- Directed by: Linda Lautrec Johnny Legend Mark Shepard
- Written by: Linda Lautrec Johnny Legend
- Produced by: Linda Lautrec Johnny Legend
- Starring: Andy Kaufman Freddie Blassie
- Music by: Linda Mitchell
- Distributed by: Artist Endeavours International
- Release date: 1983;
- Running time: ~60 minutes
- Country: United States
- Language: English

= My Breakfast with Blassie =

My Breakfast with Blassie is a 1983 film starring Andy Kaufman and professional wrestler "Classy" Freddie Blassie.

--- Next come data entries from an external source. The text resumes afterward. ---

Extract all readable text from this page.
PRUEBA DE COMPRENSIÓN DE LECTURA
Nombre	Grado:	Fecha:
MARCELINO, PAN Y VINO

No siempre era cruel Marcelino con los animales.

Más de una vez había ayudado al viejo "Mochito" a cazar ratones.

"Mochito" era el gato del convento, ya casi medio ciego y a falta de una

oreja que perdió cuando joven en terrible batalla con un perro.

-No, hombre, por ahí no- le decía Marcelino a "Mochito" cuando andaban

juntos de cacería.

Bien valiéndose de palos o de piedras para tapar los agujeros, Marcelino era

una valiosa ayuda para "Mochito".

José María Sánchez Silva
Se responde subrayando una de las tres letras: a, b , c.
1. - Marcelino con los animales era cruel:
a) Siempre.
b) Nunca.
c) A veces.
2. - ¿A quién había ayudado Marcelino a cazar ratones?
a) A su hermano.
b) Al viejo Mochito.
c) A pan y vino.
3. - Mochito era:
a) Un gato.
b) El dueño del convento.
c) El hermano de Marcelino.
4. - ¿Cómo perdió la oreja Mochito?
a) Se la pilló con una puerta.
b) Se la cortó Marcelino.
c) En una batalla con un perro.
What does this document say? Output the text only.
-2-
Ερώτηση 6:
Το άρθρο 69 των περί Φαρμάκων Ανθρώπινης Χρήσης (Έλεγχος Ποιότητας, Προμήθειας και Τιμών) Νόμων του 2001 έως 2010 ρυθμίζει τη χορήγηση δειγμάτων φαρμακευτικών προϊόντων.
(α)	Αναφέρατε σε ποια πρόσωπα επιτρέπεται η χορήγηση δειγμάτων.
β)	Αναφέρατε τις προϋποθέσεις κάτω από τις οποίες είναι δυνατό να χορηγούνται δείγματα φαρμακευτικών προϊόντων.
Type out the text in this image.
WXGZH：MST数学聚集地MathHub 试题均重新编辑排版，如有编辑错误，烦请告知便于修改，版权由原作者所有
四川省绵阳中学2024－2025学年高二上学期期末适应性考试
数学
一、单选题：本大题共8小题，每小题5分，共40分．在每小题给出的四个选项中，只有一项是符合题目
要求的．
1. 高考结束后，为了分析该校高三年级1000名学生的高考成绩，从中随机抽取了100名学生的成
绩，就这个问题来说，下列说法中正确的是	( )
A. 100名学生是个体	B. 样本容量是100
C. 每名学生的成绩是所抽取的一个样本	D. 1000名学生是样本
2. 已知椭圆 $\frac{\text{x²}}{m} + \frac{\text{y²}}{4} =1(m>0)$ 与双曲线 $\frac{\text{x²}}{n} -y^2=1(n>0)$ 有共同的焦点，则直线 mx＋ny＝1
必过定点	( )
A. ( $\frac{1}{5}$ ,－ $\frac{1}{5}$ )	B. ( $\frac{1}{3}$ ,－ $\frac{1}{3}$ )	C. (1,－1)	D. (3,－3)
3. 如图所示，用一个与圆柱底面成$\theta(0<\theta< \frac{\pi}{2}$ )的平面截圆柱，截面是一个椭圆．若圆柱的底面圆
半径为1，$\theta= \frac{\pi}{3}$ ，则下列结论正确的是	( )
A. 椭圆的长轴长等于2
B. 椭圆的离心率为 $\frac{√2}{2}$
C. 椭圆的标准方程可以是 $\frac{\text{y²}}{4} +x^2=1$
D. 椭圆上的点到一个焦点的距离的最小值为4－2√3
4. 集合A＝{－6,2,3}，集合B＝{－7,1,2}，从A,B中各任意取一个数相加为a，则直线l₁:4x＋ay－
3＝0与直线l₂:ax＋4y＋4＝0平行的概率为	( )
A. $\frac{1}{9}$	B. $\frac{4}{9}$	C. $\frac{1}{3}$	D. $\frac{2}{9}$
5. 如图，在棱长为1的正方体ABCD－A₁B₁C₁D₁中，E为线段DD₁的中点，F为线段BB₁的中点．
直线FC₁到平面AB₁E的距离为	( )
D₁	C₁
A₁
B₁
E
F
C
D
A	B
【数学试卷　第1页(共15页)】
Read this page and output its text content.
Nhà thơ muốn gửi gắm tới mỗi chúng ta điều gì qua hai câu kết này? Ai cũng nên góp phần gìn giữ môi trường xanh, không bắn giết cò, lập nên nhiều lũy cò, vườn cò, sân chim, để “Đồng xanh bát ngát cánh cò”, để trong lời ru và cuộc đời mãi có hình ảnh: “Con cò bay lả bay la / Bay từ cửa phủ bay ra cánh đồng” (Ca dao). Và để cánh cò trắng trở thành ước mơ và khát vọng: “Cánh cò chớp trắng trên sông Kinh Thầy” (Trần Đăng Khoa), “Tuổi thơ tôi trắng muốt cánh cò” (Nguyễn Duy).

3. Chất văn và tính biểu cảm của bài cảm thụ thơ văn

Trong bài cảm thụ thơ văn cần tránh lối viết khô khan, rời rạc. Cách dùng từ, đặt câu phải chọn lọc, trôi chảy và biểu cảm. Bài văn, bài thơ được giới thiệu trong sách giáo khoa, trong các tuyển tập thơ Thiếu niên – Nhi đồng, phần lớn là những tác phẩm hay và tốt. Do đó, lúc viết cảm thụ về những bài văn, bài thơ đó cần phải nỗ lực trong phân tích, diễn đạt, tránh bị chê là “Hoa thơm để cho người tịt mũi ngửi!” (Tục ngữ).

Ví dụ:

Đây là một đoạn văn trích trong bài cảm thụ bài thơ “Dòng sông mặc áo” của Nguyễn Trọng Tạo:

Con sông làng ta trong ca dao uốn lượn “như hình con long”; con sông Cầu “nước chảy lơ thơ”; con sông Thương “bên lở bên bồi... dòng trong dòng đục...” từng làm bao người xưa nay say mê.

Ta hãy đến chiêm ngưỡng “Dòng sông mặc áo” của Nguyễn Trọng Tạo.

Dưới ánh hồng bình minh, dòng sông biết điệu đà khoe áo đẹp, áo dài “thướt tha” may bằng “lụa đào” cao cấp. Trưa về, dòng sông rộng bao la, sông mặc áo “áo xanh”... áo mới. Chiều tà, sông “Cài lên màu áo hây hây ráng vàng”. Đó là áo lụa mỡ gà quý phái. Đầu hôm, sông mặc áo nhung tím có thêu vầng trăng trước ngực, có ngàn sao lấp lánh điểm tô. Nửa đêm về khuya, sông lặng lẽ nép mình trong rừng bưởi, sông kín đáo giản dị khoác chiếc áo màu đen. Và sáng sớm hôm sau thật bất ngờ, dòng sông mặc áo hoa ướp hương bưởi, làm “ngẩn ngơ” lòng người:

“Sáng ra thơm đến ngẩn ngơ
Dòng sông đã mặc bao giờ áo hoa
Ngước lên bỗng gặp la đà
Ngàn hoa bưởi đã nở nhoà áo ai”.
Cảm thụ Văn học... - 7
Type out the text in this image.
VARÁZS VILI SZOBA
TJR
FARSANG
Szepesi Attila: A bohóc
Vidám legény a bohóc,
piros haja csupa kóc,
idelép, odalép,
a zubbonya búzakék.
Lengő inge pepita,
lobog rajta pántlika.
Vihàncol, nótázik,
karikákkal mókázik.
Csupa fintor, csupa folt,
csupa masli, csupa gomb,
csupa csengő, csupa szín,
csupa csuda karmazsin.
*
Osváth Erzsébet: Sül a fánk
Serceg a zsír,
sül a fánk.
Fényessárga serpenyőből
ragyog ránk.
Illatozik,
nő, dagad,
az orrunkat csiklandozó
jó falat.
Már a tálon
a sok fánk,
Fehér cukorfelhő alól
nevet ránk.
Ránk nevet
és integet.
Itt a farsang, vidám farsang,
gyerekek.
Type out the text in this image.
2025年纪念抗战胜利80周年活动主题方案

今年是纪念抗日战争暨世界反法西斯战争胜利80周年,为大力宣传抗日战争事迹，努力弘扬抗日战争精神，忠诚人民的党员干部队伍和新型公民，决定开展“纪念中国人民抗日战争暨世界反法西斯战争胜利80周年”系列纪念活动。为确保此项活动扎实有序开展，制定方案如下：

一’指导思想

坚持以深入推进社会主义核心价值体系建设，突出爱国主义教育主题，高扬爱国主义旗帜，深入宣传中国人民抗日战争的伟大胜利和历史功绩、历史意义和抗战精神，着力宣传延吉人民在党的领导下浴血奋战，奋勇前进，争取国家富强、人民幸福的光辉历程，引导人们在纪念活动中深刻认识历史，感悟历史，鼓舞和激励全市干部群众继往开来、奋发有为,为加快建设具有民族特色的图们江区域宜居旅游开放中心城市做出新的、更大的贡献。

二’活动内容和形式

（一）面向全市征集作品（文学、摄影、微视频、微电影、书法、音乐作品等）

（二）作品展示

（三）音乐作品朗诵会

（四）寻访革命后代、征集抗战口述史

The film is a mostly improvised parody of the art film My Dinner with Andre and is set in a Hollywood Sambo's restaurant where Kaufman and Blassie have a discussion over breakfast. Lynne Margulies, who would later become Kaufman's girlfriend, plays a role. Also featured is Bob Zmuda, who plays a nosy fan.

My Breakfast with Blassie was conceived of by Linda Lautrec and Johnny Legend as a satire on My Dinner with Andre. Linda Lautrec and Andy Kaufman loosely scripted the film over several months late at night on the telephone. Linda's dual role (as director and actress) was scripted as an irritating fan who requests Andy's autograph after he washes his hands.

My Breakfast with Blassie is referenced in the R.E.M. song and tribute to Kaufman, "Man on the Moon".